Google cambia Android: scelta di browser e motore di ricerca in Ue

Tecnologia
Immagine di archivio (Ansa)

In seguito alla maxi multa della Commissione Ue per abuso di posizione dominante, Mountain View proporrà alternative a Google Chrome e Google Search sui device Android in Europa 

Dopo le parole dei mesi passati, Google passa ai fatti. In risposta alla sanzione miliardaria comminata dalla Commissione Ue nel 2018, l’azienda ha ufficialmente annunciato che inizierà a proporre motori di ricerca e browser alternativi a quelli sviluppati in casa propria ai possessori europei di tablet o smartphone Android. Il colosso statunitense era stato accusato di abuso di posizione dominante poiché, pre installando i software di navigazione e ricerca di Google sui dispositivi dotati del proprio sistema di ricerca, commetteva una pratica di concorrenza sleale, danneggiando di conseguenza i rivali. Proprio per questa ragione l’azienda era stata punita con una multa da 4,3 miliardi di euro.

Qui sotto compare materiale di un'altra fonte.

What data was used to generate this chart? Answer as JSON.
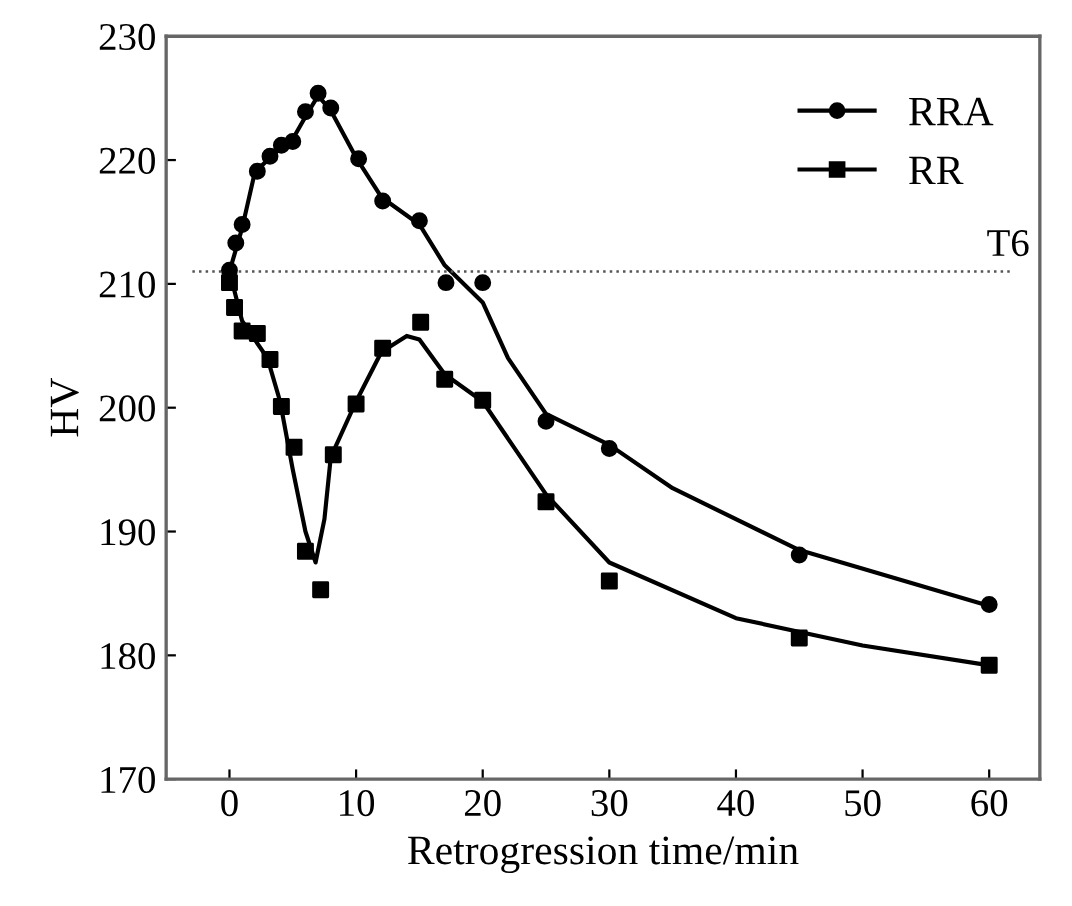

Firefox e Microsoft Edge in alternativa a Chrome

Ad annunciare il cambiamento legato alla decisione della Commissione Europea è la stessa Google, all’interno di una nota ufficiale che spiega come gli utenti Android in Europa visualizzeranno presto “nuove schermate che danno l’opzione di scaricare app di ricerca e browser”. La novità sarà visibile fin dal primo utilizzo del Google Play Store, con una serie di alternative non ancora installate sul device e “basate sulla popolarità e mostrate in ordine casuale”. Negli screen diffusi da Mountain View, ad esempio, la pagina che suggerisce la scelta di browser differenti da Google Chrome contiene Firefox, Microsoft Edge, Opera e Puffin.

Le lamentele degli oppositori: “Problema non risolto”

Nel caso delle app di ricerca, Google andrà anche oltre la semplice proposta di software alternativi. Una volta scaricata l’applicazione, alla prima apertura di Google Chrome il sistema chiederà all’utente se vuole impostare un motore di ricerca predefinito diverso da quello sviluppato da Mountain View. Il comunicato firmato da Paul Gennal, product management director dell’azienda, spiega che tutte le novità saranno introdotte nelle prossime settimane in seguito a un aggiornamento del Google Play Store che verrà reso disponibile a breve. Secondo The Verge, tuttavia, la coalizione FairSearch, che in passato aveva denunciato Google alla Commissione Ue, sarebbe tutt’altro che soddisfatta delle misure annunciate dal colosso statunitense poiché la scelta di possibili alternative “non fa nulla per correggere il problema centrale, dato dal fatto che le app di Google rimarranno di default in tutti i device Android”.